Immondizia zero o Cerroni zero?

Immondizia zero o Cerroni zero?

Guarda la puntata "Immondizia zero" di Presa Diretta

 

Leggi l'articolo del Corriere della Sera - 19 ottobre 2011

Emergenza rifiuti, Cerroni ha comprato i terreni di Riano per sostituire Malagrotta

 

A waste regional mosaic approach

Un’organizzazione a rete su area vasta per il Riciclo Totale (RT), ovvero un salto paradigmatico culturale ed industriale, per l'attuazione di un modello italiano della strategia RT nella gestione dei Rifiuti Solidi Urbani (RSU) e Rifiuti Solidi Assimilati agli Urbani (RSAU).

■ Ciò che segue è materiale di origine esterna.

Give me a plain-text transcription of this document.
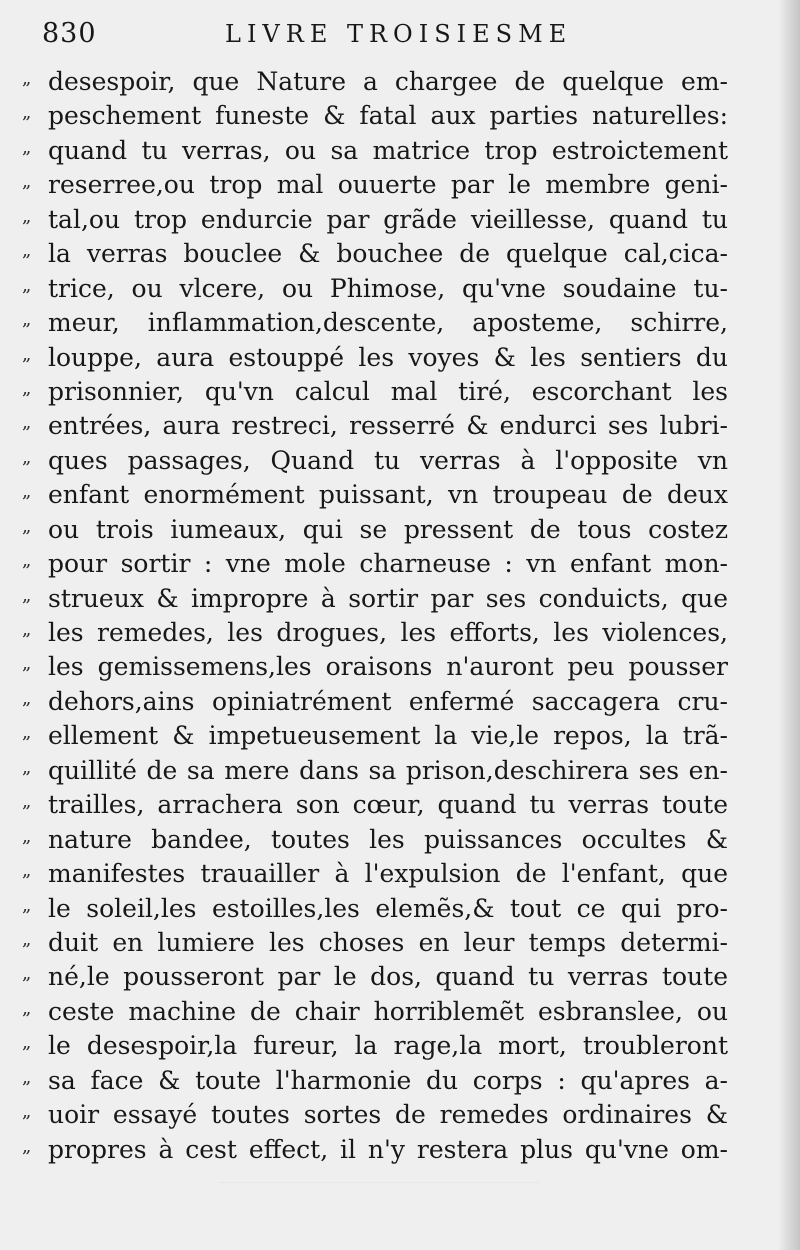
830	LIVRE TROISIESME
„ desespoir, que Nature a chargee de quelque em-
„ peschement funeste & fatal aux parties naturelles:
„ quand tu verras, ou sa matrice trop estroictement
„ reserree,ou trop mal ouuerte par le membre geni-
„ tal,ou trop endurcie par grãde vieillesse, quand tu
„ la verras bouclee & bouchee de quelque cal,cica-
„ trice, ou vlcere, ou Phimose, qu'vne soudaine tu-
„ meur, inflammation,descente, aposteme, schirre,
„ louppe, aura estouppé les voyes & les sentiers du
„ prisonnier, qu'vn calcul mal tiré, escorchant les
„ entrées, aura restreci, resserré & endurci ses lubri-
„ ques passages, Quand tu verras à l'opposite vn
„ enfant enormément puissant, vn troupeau de deux
„ ou trois iumeaux, qui se pressent de tous costez
„ pour sortir : vne mole charneuse : vn enfant mon-
„ strueux & impropre à sortir par ses conduicts, que
„ les remedes, les drogues, les efforts, les violences,
„ les gemissemens,les oraisons n'auront peu pousser
„ dehors,ains opiniatrément enfermé saccagera cru-
„ ellement & impetueusement la vie,le repos, la trã-
„ quillité de sa mere dans sa prison,deschirera ses en-
„ trailles, arrachera son cœur, quand tu verras toute
„ nature bandee, toutes les puissances occultes &
„ manifestes trauailler à l'expulsion de l'enfant, que
„ le soleil,les estoilles,les elemẽs,& tout ce qui pro-
„ duit en lumiere les choses en leur temps determi-
„ né,le pousseront par le dos, quand tu verras toute
„ ceste machine de chair horriblemẽt esbranslee, ou
„ le desespoir,la fureur, la rage,la mort, troubleront
„ sa face & toute l'harmonie du corps : qu'apres a-
„ uoir essayé toutes sortes de remedes ordinaires &
„ propres à cest effect, il n'y restera plus qu'vne om-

Leggi il documento di Gianluigi Salvador

Qui sotto il WWF Lazio ne riporta sinteticamente il contenuto

 

Verso il Riciclo Totale

Il nuovo paradigma nella gestione degli oggetti dopo l’uso

A cura del WWF Lazio, gennaio 2012


Tre eventi sviluppatisi a Roma nell’ultimo scorcio del 2011 indicano la strada maestra per una gestione sostenibile dei rifiuti:

18 novembre

Presentazione del Rapporto nazionale sul riutilizzo da parte dell’Occhio del Riciclone. Solo a Roma questa attività economica avrebbe un volume di affari di una azienda media solo se si diffondessero le isole ecologiche in cui comprare gli oggetti conferiti per rimetterli con interventi artigianali di nuovo sul mercato.


19/27 novembre

Settimana europea per la Riduzione dei Rifiuti. 960 azioni in tutta Italia (oltre 7.000 in Europa), progettate da Province, Comuni, Scuole (anche nel Lazio) improntate alla sostenibilità ambientale e alle pratiche “virtuose” nel campo della riduzione dei rifiuti.


1 dicembre

Presentazione del rapporto L’Italia del Riciclo da parte di FISE UNIRE e Fondazione per lo Sviluppo Sostenibile. I dati relativi al 2010 indicano che dai rifiuti urbani e speciali sono state avviate a riciclo quasi 34 milioni di tonnellate tra materiali ferrosi, alluminio, carta, legno, plastica e vetro.

È questa la linea stabilita dalle direttive europee che nella 98/2008/UE parla chiaramente di “società del riciclo” e obbliga gli Stati membri ad elaborare Piani di riduzione dei rifiuti.

Quindi, Ridurre, Riusare e Riutilizzare e infine Riciclare.

I materiali da avviare a riciclo hanno un valore economico tanto maggiore quanto minori sono le impurità presenti in essi; soltanto una raccolta differenziata domiciliare ben organizzata e monitorata può garantirlo.

 
Cosa resta dopo queste prime fasi?

- Il secco indifferenziato

- Gli oggetti ingombranti

- Gli scarti di lavorazione della raccolta differenziata

- Lo spazzamento stradale

- Gli assorbenti

Su questi si può intervenire eliminandone alcuni e riducendo gli altri con feedback sull’input e con feedback di processo secondo lo schema seguente che realizza il ciclo chiuso del RICICLO TOTALE.

L’uso ridottissimo della discarica di servizio va tendenzialmente ad eliminarsi anche con l’utilizzo già in atto in alcune realtà italiane del processo di estrusione per fare del materiale secco residuo della sabbia sintetica.